2020年函数计算的冷启动怎么样了

前言

自从Serverless架构被提出，函数计算这个名词变得越发的火热，甚至在很多时候有人会认为Serverless就是函数计算。

作为Serverless架构中的一个重要组成部分，云函数确实值得，也应该备受关注，无论是吐槽他的调试能力，还是抱怨他的冷启动，亦或者对他的弹性伸缩表示怀疑，但是我们不得不承认，更多人正在越来越关注Serverless，也越来越关注Serverless中的FaaS部分。

经常看到有人在吐槽函数计算的冷启动问题，时至今日，不知道各平台的冷启动是什么样子的。本文将会通过相对客观的数据来进行基本的验证。

冷启动验证

首先说到冷启动，就要先说明什么是冷启动，开发者提交代码之后你不知道他调不调用，函数第一次调用会有一个函数冷启动，把网络的环境全部打通，这个函数才能提供服务。如果没有优化好冷启动优化这部分，可能对于一些比较关键的产品首次启动会产生超时，体验非常不好，以前开发者本地运行函数的时候，并不会关注本地函数执行多少毫秒和微妙，但是在云函数场景下就不一样了，云函数有一个部署的过程；无论是公有云的平台上还是开源方案上，冷启动都是值得不断探讨话题和优化的方向。

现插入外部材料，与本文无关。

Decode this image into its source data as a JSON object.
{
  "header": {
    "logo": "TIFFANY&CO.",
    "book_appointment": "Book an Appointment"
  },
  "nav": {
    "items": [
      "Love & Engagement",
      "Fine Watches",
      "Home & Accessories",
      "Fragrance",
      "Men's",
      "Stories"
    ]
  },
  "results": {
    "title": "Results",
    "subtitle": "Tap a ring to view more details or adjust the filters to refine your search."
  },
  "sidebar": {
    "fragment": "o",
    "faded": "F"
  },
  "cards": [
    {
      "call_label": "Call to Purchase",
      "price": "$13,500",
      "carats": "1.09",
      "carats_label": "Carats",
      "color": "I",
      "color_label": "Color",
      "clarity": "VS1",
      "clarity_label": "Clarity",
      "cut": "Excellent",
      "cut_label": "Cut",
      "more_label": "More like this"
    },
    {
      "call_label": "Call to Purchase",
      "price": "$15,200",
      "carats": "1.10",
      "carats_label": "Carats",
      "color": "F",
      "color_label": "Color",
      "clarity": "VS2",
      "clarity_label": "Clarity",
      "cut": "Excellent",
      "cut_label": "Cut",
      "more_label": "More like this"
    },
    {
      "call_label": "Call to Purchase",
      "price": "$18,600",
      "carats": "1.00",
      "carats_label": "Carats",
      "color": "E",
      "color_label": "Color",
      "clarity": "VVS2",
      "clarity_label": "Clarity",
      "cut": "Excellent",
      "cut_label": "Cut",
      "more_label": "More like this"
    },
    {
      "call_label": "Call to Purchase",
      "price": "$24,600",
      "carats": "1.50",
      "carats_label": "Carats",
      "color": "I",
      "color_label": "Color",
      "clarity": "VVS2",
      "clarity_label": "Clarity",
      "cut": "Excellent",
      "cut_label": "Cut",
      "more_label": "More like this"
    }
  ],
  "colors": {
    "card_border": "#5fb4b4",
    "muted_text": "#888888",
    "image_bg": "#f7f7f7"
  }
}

在《Serverless: Cold Start War》这篇文章中，作者对AWS Lambda，Azure Function以及Google Cloud Function等三个工业级的Serverless架构产品的冷启动测试。作者将函数启动划分成四个部分：

然后作者通过对多种语言的“Hello World”与是否有依赖等进行搭配，进行测试，测试结果：

通过《Understanding AWS Lambda Performance—How Much Do Cold Starts Really Matter?》与《Serverless: Cold Start War》这两个文章的分析和结果，我们可以看到冷启动问题确实存在，而且不同厂商，不同语言，不同测试方法得到的冷启动数据都是有所差异的。这也充分说明，各个厂商也在通过一些规则和策略努力降低冷启动率。除此之外文章《Understanding Serverless Cold Start》、《Everything you need to know about cold starts in AWS Lambda》、《Keeping Functions Warm》、《I’m afraid you’re thinking about AWS Lambda cold starts all wrong》等也均对冷启动现象等进行描述和深入的探讨，并且提出了一些业务侧应对函数冷启动的解决方案和策略。

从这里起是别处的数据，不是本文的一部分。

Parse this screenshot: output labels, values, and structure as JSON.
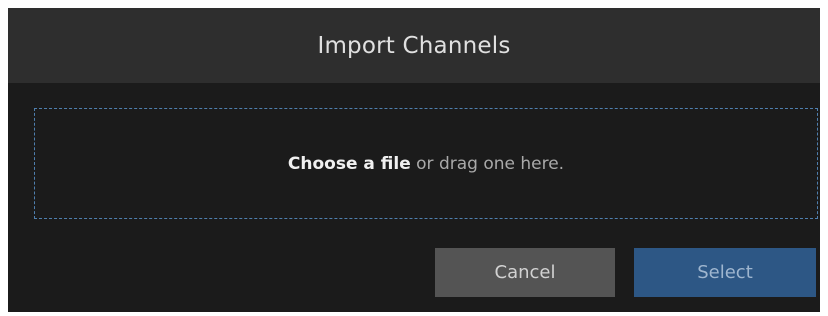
{
  "dialog": {
    "title": "Import Channels"
  },
  "dropzone": {
    "choose_label": "Choose a file",
    "drag_text": " or drag one here."
  },
  "buttons": {
    "cancel_label": "Cancel",
    "select_label": "Select"
  },
  "colors": {
    "dialog_bg": "#1b1b1b",
    "header_bg": "#2e2e2e",
    "dropzone_border": "#4f7fae",
    "cancel_bg": "#545454",
    "select_bg": "#2d5785"
  }
}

再说回来，时至今日，主流云厂商都已经开始开发探索Serverless架构，那么各个云厂商的冷启动已经”热”到了什么程度？

由于我是国内的开发者，所以我将测试分为两部分，一部分是国内云厂商（腾讯云、阿里云、华为云），另一部分是国外云厂商（AWS、谷歌）。

由于在实际生产过程中，冷启动的诞生往往是和API网关共同体现，也就是说，实际上让用户感知相对明显，或者比较常见感知到冷启动出现的情况，通常是函数与网关结合，做了一个接口/服务，访问该服务的时候，放大/体现了冷启动。

所以，我的做法很简单和暴力，通过函数与API网关触发器的结合，针对不同厂商来创建一个API服务，通过本地机器来对该服务进行访问，在客户端判断其耗时。当然，这种做法诚然不能精确的表现出冷启动的具体数据，因为网络因素也将会是影响其准确性的一个重要因素，但是至少可以大概的对比出，不同云厂商的冷启动优化情况，以及服务稳定情况。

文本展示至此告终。